During its first year of implementation, Command Agriculture enabled the country to produce surplus grain hitting three million metric tonnes against a target of two million metric tonnes. The long-term plan under this specialised programme, which also fits in well in the President’s vision, is to industrialise agriculture by way of setting dryers, mills and silos at central locations countrywide.

In line with this objective, the Agricultural and Rural Development Authority (Arda) has struck the right chord.

At its estates dotted around the country, the State entity is implementing life-changing projects under public private partnership arrangements.

A model project being implemented by Arda at its Antelope Estate in Maphisa, Matobo District in Matabeleland South, is inching closer to completing the production value chain.

The set target for the project is to produce maize and soya beans as primary raw materials for the milling and oil extraction industry in the same locality.

In a nutshell, value addition and beneficiation are at the core of Arda’s Maphisa project as envisaged by President Mnangagwa.

In partnership with Trek Petroleum, Arda has already established driers worth close to US$500 000, with a capacity of drying 120 tonnes of maize per day.
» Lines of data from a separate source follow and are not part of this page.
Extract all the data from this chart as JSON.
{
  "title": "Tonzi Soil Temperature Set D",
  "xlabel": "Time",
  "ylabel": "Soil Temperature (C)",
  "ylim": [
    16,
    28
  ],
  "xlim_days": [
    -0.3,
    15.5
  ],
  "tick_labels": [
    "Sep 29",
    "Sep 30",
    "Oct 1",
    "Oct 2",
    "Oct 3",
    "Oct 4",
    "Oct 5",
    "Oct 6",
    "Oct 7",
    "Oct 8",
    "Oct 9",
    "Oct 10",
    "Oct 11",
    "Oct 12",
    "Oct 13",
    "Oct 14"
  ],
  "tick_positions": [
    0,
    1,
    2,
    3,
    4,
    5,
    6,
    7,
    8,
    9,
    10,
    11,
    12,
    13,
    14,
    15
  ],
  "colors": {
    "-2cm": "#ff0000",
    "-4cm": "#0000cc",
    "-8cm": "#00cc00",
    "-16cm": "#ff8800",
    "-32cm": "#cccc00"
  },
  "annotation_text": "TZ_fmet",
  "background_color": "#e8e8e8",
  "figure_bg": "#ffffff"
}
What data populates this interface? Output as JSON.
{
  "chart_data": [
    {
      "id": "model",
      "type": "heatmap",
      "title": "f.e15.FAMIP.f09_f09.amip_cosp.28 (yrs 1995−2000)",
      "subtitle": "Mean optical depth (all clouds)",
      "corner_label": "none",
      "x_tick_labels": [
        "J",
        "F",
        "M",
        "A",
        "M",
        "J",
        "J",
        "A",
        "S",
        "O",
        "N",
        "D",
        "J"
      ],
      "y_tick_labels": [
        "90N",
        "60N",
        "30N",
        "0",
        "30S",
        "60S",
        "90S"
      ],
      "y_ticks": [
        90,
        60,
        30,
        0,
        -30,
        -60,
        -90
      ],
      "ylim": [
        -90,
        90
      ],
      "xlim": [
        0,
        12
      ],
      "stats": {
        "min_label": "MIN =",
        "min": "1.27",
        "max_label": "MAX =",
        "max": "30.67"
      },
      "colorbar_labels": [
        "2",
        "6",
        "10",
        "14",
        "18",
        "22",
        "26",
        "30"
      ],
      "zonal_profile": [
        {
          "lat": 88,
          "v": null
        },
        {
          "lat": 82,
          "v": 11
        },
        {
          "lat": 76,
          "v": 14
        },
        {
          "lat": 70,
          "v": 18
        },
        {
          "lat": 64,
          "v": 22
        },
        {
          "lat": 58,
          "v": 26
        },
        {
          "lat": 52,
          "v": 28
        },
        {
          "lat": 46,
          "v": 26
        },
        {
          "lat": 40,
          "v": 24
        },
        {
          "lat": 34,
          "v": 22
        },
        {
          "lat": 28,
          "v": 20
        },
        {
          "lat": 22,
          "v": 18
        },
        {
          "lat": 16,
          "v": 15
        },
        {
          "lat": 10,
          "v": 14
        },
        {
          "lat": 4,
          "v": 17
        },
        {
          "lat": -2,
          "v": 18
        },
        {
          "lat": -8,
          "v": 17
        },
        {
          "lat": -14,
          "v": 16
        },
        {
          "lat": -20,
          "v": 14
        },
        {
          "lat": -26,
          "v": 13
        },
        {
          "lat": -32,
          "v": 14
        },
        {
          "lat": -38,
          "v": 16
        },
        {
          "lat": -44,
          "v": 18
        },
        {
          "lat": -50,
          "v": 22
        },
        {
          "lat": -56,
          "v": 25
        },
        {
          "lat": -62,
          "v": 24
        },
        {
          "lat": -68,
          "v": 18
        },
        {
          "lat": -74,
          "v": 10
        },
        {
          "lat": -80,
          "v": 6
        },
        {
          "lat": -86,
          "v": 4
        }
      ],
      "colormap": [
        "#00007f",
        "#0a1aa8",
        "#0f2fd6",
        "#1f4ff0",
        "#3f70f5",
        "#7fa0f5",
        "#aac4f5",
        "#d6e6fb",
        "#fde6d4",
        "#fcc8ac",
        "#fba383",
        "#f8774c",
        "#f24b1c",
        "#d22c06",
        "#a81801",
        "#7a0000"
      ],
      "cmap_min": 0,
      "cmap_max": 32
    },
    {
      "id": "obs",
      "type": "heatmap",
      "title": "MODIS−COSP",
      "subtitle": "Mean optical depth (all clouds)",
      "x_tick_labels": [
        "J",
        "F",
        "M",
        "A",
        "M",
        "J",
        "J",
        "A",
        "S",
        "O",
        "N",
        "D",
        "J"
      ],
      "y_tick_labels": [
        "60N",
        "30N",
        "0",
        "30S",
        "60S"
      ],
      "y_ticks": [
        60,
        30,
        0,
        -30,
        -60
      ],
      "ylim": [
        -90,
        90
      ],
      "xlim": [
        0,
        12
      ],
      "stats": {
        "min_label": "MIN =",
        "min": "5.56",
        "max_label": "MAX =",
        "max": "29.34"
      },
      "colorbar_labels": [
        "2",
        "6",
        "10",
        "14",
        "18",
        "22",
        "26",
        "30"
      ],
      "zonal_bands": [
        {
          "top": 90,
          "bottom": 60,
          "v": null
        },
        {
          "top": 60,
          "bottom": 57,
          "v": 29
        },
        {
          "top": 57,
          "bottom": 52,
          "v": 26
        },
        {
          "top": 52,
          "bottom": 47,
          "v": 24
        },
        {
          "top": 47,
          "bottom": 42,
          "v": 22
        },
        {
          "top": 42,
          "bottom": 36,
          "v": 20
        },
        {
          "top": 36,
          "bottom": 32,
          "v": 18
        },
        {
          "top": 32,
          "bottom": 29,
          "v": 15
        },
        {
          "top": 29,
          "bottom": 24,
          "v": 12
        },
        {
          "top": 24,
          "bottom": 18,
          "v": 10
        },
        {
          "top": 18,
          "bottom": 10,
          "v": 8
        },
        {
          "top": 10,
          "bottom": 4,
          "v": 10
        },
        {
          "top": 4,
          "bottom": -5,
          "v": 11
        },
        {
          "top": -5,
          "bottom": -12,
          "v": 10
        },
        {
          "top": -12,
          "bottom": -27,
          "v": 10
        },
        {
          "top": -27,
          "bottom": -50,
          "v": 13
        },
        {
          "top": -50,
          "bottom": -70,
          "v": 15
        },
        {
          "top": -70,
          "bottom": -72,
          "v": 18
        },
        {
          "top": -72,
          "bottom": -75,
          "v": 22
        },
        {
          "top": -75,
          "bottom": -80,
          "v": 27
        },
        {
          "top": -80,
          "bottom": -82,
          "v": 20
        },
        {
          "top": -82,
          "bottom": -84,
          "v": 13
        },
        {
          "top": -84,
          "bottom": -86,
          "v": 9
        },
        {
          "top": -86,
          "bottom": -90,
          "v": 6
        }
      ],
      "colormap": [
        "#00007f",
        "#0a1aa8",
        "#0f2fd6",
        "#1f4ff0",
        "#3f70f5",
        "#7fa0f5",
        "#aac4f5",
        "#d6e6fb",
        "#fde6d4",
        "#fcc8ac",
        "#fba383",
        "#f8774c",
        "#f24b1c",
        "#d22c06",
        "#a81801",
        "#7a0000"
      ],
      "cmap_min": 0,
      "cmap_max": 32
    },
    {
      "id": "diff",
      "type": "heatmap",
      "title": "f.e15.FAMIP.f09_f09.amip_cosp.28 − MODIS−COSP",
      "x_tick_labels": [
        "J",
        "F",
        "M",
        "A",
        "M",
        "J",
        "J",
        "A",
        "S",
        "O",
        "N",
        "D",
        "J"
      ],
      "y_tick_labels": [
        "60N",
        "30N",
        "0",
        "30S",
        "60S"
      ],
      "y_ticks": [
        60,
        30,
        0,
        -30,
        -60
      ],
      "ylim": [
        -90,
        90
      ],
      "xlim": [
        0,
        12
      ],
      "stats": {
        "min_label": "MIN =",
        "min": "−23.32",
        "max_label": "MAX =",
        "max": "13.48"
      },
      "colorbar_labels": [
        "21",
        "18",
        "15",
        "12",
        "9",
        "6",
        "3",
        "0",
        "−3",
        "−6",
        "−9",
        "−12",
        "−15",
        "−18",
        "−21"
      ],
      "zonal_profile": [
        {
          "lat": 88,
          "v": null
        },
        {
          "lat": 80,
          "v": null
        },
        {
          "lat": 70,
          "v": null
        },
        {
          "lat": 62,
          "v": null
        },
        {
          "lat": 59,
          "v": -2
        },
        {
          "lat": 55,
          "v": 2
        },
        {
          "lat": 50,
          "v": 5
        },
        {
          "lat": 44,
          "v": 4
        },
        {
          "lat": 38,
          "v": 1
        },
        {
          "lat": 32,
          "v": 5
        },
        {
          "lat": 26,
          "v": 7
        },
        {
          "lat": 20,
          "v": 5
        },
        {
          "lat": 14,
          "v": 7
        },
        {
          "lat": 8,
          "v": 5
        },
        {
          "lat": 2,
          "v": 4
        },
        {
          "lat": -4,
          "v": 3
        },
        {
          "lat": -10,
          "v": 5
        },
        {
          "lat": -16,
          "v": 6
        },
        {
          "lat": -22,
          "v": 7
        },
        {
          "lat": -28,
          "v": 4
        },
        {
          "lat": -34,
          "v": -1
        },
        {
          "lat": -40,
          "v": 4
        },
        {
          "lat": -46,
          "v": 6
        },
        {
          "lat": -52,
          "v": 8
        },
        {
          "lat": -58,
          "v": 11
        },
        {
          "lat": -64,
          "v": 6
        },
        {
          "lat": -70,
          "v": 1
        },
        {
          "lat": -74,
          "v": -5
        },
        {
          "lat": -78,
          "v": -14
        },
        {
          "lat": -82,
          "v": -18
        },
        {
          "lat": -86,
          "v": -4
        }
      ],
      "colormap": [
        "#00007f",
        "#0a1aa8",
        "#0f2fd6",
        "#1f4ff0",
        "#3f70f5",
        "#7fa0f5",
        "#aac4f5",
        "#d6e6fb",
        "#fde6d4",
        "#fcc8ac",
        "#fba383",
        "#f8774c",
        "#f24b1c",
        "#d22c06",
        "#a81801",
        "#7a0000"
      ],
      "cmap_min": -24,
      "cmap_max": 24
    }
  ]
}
Setting up of mills and oil expressing machines at Maphisa Growth Point is already underway.

This is being done under a deal between Arda and Sunset Marketing.

According to Arda Antelope Estate manager Mr Alec Chinyai, artificial drying helps maize to reach the required moisture content of 12,5 percent early instead of waiting for natural drying.

Further, the process helps to create space for other crops on the field.

It is important to note that Arda’s Antelope Estate is not an ordinary farm.

It is a model farm project that should be replicated countrywide, equipped with highly mechanised 16 centre pivots – each with a capacity of irrigating 45 hectares.

Last year, President Mnangagwa visited the estate and was satisfied with the level of production at the farm.

This year, the farm has 678 hectares of commercial maize under Command Agriculture.

Of the 678 hectares, 558 have already matured, while the remaining 120 hectares are at the milking door stage.

Mr Chinyai said they were projecting a yield of between 10 and 12 tonnes per hectare and this would give them not less than 7 000 metric tonnes of maize.

“The President has set the tone in what should be done to achieve a middle class economy by 2010. At this estate, we are not leaving anything to chance. We are going to start the milling process this year.

“We have a contract for milling and oil extraction with Sunset Marketing.

“All this is going to be done at Maphisa Growth Point and they are setting up the necessary infrastructure.”

According to Mr Chinyai, Arda Antelope Estate has the capacity to change the face of Maphisa community and contribute meaningfully to the national economy.

All they need is support from the relevant stakeholders.

“We have 3 000 hectares of irrigable land, but our dam can only sustain 1 000 hectares. Due to a heavy down pour that we have in February, our dam is already spilling and our winter cropping is guaranteed.

“When President Mnangagwa visited us when he was still the Vice President last year, he emphasised on the resumption of the construction of Mwewe Dam.

“The dam was abandoned due to the war of liberation in the 1970s, but if completed, it allows us to have our entire 3 000 hectares under irrigation at any given time.”

They are aware that value addition and beneficiation has several downstream benefits, among them employment creation.

Currently Mr Chinyai said they were employing 106 people mainly from the local community except for technical positions.

At the peak of the season, they had 300 workers and the number might go up if they increase the hectarage under irrigation.

A resident of Maphisa Growth Point Mr Sam Ncube said President Mnangagwa’s “Vision 2030” was achievable.

“It is important that we localise production to avoid rural-urban migration.

“For instance, Antelope Estate is producing thousands of metric tonnes of maize and there is no need for that maize to go to Bulawayo for milling.

“Everything should be done here to create employment for the local people.

“If we manage to minimise migration, development in rural areas will be rapid,” he said.